Image source: Getty Images.

Take advantage of other retirement accounts

Matt Frankel: As far as tax benefits go, it doesn't get much better than the HSA. However, if you aren't eligible for a HSA, or if you would like to set aside more money than a HSA allows, there are several options available to the self-employed.

Just like most American workers, the traditional and Roth IRA are still at your disposal if you're self-employed. Both of these allow qualified savers to put away up to $5,500 this year, or $6,500 if you're 50 or older. The ability to contribute to a Roth IRA is subject to income limits, as is the ability to deduct traditional IRA contributions.

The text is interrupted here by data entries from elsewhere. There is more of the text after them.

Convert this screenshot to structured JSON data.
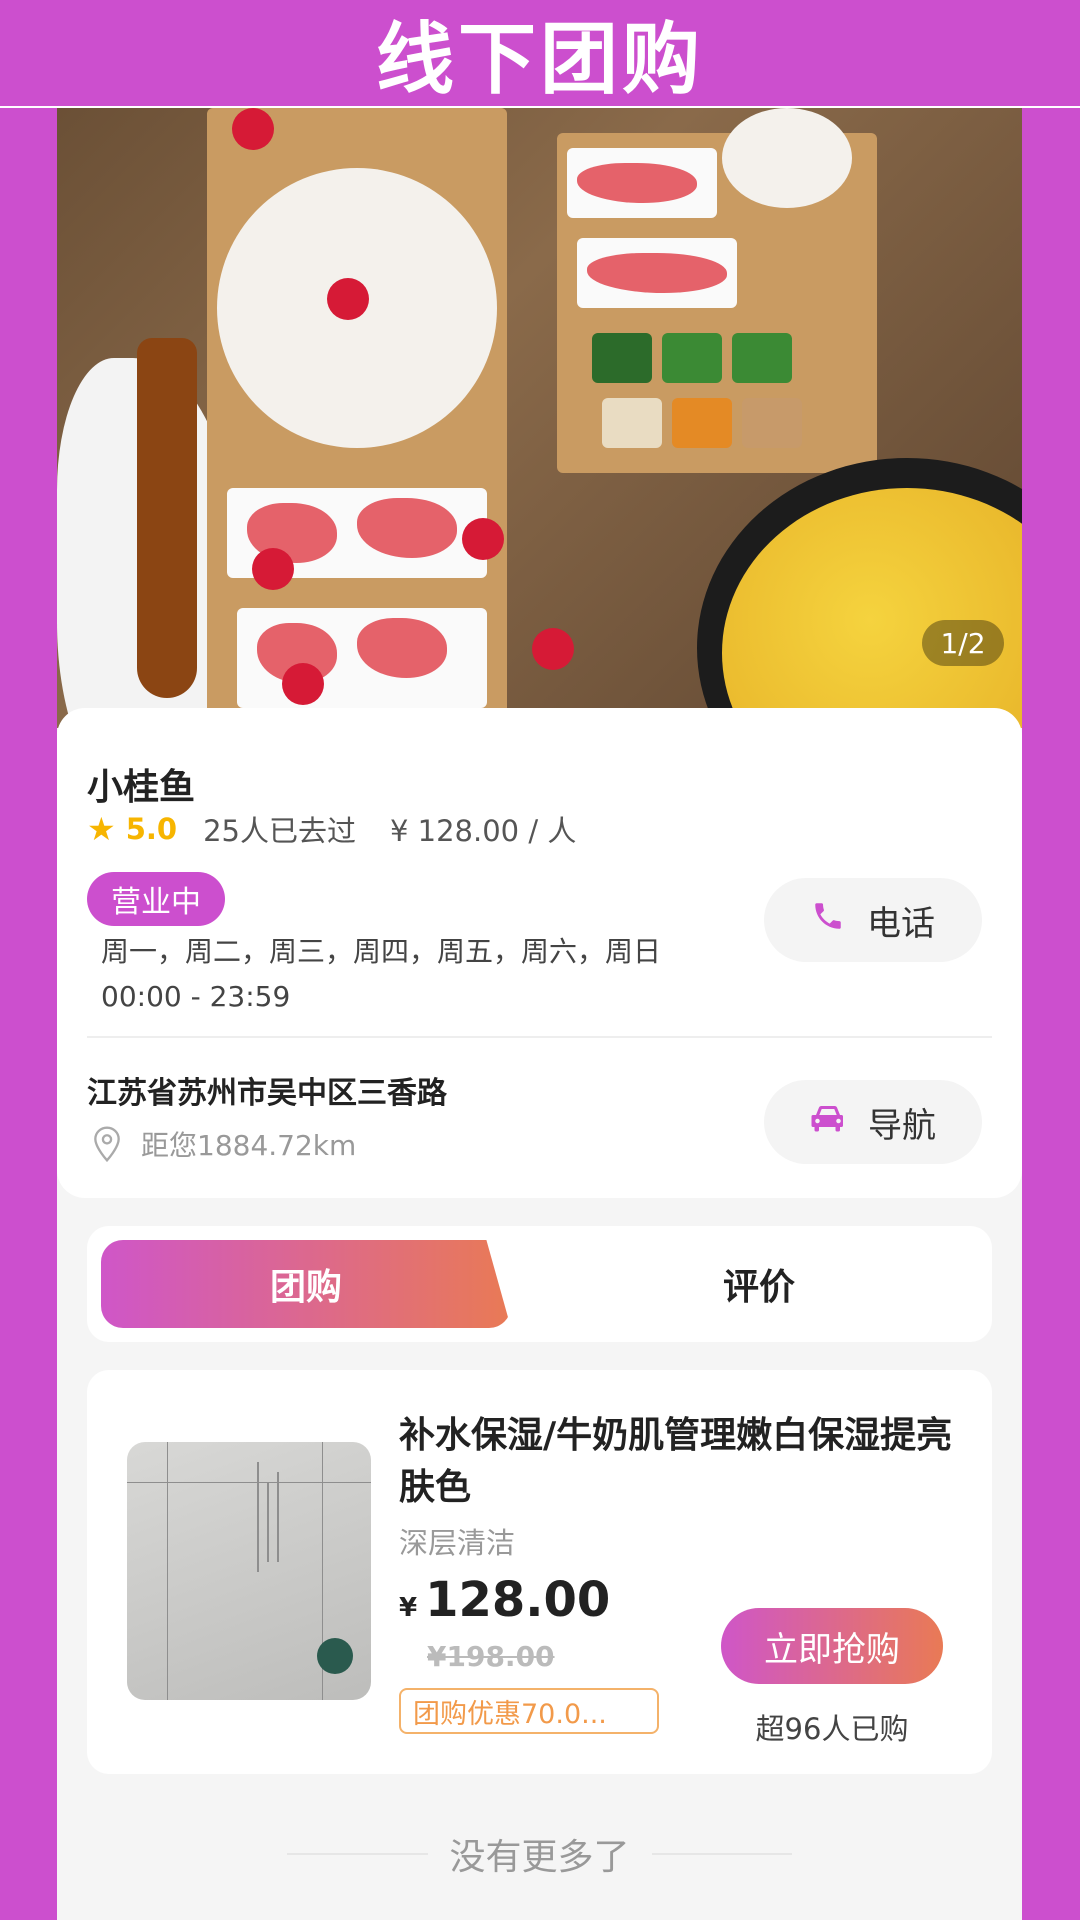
{
  "header": {
    "title": "线下团购"
  },
  "hero": {
    "image_counter": "1/2"
  },
  "store": {
    "name": "小桂鱼",
    "rating": "5.0",
    "visits": "25人已去过",
    "price_per_person": "¥ 128.00 / 人",
    "status_badge": "营业中",
    "open_days": "周一，周二，周三，周四，周五，周六，周日",
    "open_hours": "00:00 - 23:59",
    "call_label": "电话",
    "address": "江苏省苏州市吴中区三香路",
    "distance": "距您1884.72km",
    "nav_label": "导航"
  },
  "tabs": [
    {
      "label": "团购",
      "active": true
    },
    {
      "label": "评价",
      "active": false
    }
  ],
  "deal": {
    "title": "补水保湿/牛奶肌管理嫩白保湿提亮肤色",
    "subtitle": "深层清洁",
    "currency": "¥",
    "price": "128.00",
    "original_price": "¥198.00",
    "discount_tag": "团购优惠70.0...",
    "buy_label": "立即抢购",
    "sold": "超96人已购"
  },
  "footer": {
    "end_text": "没有更多了"
  },
  "colors": {
    "brand": "#cc4fce",
    "gradient_end": "#e97a55",
    "rating": "#f7b500",
    "discount": "#f29a4a"
  },
  "icons": [
    "star-icon",
    "phone-icon",
    "location-pin-icon",
    "car-icon"
  ]
}
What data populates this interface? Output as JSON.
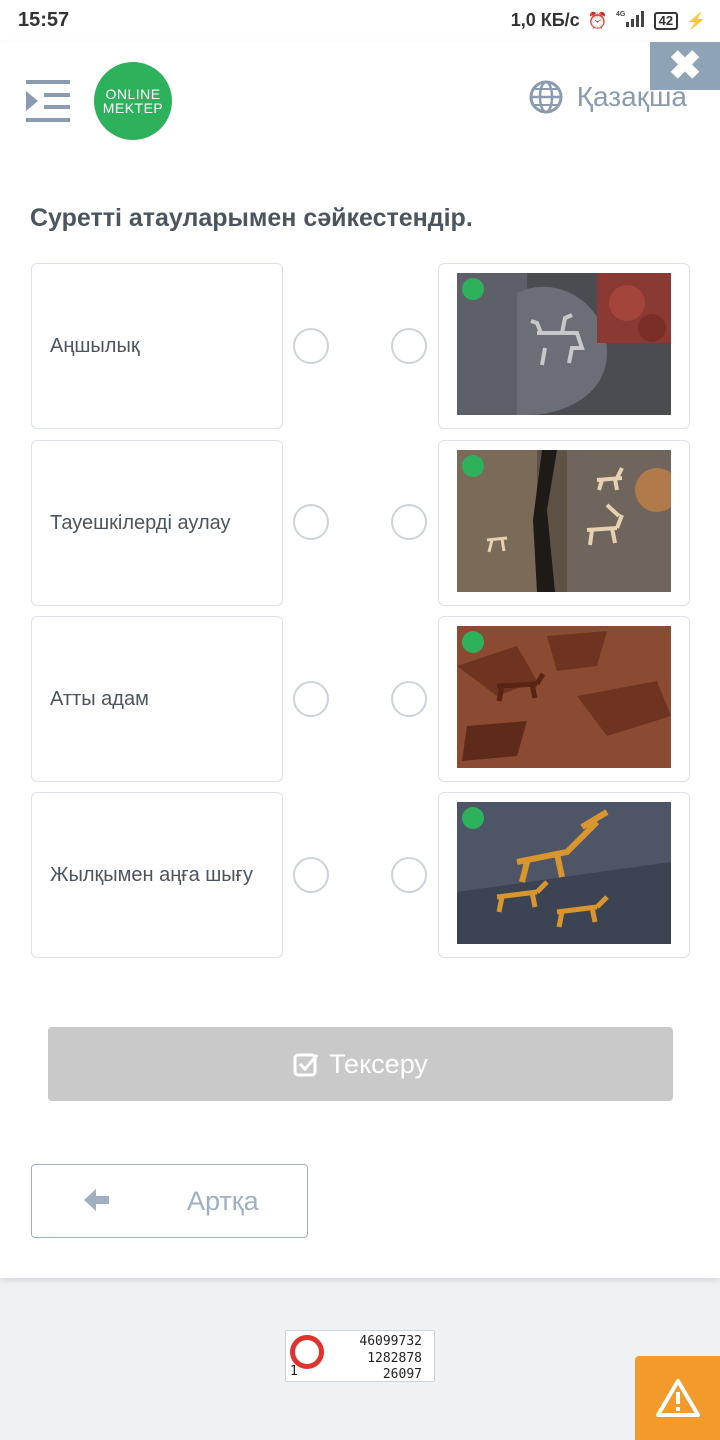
{
  "status_bar": {
    "time": "15:57",
    "speed": "1,0 КБ/с",
    "network": "4G",
    "battery": "42"
  },
  "header": {
    "logo_line1": "ONLINE",
    "logo_line2": "MEKTEP",
    "language": "Қазақша"
  },
  "question": "Суретті атауларымен сәйкестендір.",
  "labels": [
    "Аңшылық",
    "Тауешкілерді аулау",
    "Атты адам",
    "Жылқымен аңға шығу"
  ],
  "images": [
    {
      "icon": "petroglyph-rider-image"
    },
    {
      "icon": "petroglyph-ibex-image"
    },
    {
      "icon": "petroglyph-hunt-image"
    },
    {
      "icon": "petroglyph-horses-image"
    }
  ],
  "buttons": {
    "check": "Тексеру",
    "back": "Артқа"
  },
  "captcha": {
    "line1": "46099732",
    "line2": "1282878",
    "line3_left": "1",
    "line3_right": "26097"
  },
  "colors": {
    "logo_green": "#2eb15c",
    "close_bg": "#8fa3b6",
    "check_bg": "#c9c9c9",
    "warn_bg": "#f39a2c"
  }
}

If you have self-employment income, you can also invest through a SIMPLE IRA, SEP-IRA, or individual 401(k), all of which have potentially higher contribution limits. A SIMPLE IRA allows contributions of $12,500 ($15,500 if 50 or older) plus 3% of your total income up to $265,000. SEP-IRA accounts allow contributions of up to 25% of your self-employment income, up to a maximum contribution of $53,000 for 2016, or $59,000 if you're 50 or older. Finally, individual 401(k) accounts allow for $18,000 ($24,000 if 50 or older) plus 25% of your self-employment income, up to the same $53,000 maximum total contribution of a SEP-IRA.

With all of these options, contributions are made on a pre-tax basis, meaning that they're tax-deductible. Depending on how much self-employment income you earn, these can be massive tax shelters.

Enjoy the upsides of being self-employed -- and be sure to take advantage of any tax benefits you can.